I’m sorry to go on about Mr. Gamble, but his letter is really typical apologia that one frequently sees these days: we all have to bend over backwards to please the antis or for fear of offending some section of the community. Sure, lets put our house in order. Having done that, we fight our corner hard. I don’t think anyone, any body, knows more about the natural environment in this country than anglers; experienced anglers anyway.

Pike and Pollan
I saw another rather more interesting letter warning pike angers off using pollan as deadbait on the grounds that they’d put the pollan at risk as a species. It seems to me that if you added together all the pollan deadbaits in a season, those bought by anglers that is, it wouldn’t dent the pollan population by other than a minute amount. In my own piking I haven’t come across another angler using them as yet. All those tons of pollan harvested must be going to some other user than pike anglers surely? Maybe that needs sorting out.
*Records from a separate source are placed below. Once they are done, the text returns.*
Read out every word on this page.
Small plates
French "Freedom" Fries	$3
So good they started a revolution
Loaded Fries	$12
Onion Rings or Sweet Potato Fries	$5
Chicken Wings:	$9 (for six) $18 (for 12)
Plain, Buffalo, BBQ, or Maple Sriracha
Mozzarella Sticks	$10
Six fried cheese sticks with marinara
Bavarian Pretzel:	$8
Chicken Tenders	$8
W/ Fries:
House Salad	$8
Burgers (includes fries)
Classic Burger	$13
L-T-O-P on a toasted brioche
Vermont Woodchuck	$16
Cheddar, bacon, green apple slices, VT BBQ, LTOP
The same writer also said something else that I can at least partly go along with, namely that you catch just as many pike if you use a varied type of deadbait. I can only partly go along with this because my own experience over the last three seasons is that pollan are exceptionally good baits -certainly as good as smelt, on my waters. When groundbaiting for pike (or simply chucking in unwanted deadbaits at the end of the day) it certainly pays to use a variety.

Poaching foreigners
Worries continue about the number of foreign nationals poaching our fish. It seems that in the fens this is going on on a big scale, with large traps and nets, as well as long lines, in widespread use. During the Closed Season our waters are at particular risk because they are not patrolled regularly by anglers. If the general public see what’s going on they’ll not notice anything amiss. I’m getting reports from all over the fens of such activities and I urge club officials to get out there on a regular basis: early morning patrols and night patrols are both required. Alert people living near your waters. Keep your eyes open for the signs on the bank such as hammered in stakes, hidden ropes, damaged vegetation and so on. Don’t inform the E.A. By the time they get there – if at all – the birds will have flown. Inform the police first, then the E.A. The police will not quite know how to deal with it, but the villains will at least be confronted. If you find equipment, then confiscate it, because you know it shouldn’t be there.

Anti Co-op?
Here’s an interesting one. There was in a recent Carp Talk (issue 504) a report about a newsagent who had refused to stock Carp Talk on instructions from the owners, who happened to be the Co-op, because fishing was a blood sport. There’s no confirmation at the moment that this is really the Co-op stance, and their website is rather ambiguous, not mentioning angling except to say that on the Co-op’s 28,000 acres of land holdings they do allow ‘managed’ fishing. So we need to watch this one. I have been a long time Co-op supporter, but if they turn even slightly anti-angling then I’ll send them my card back, with a stiff covering letter.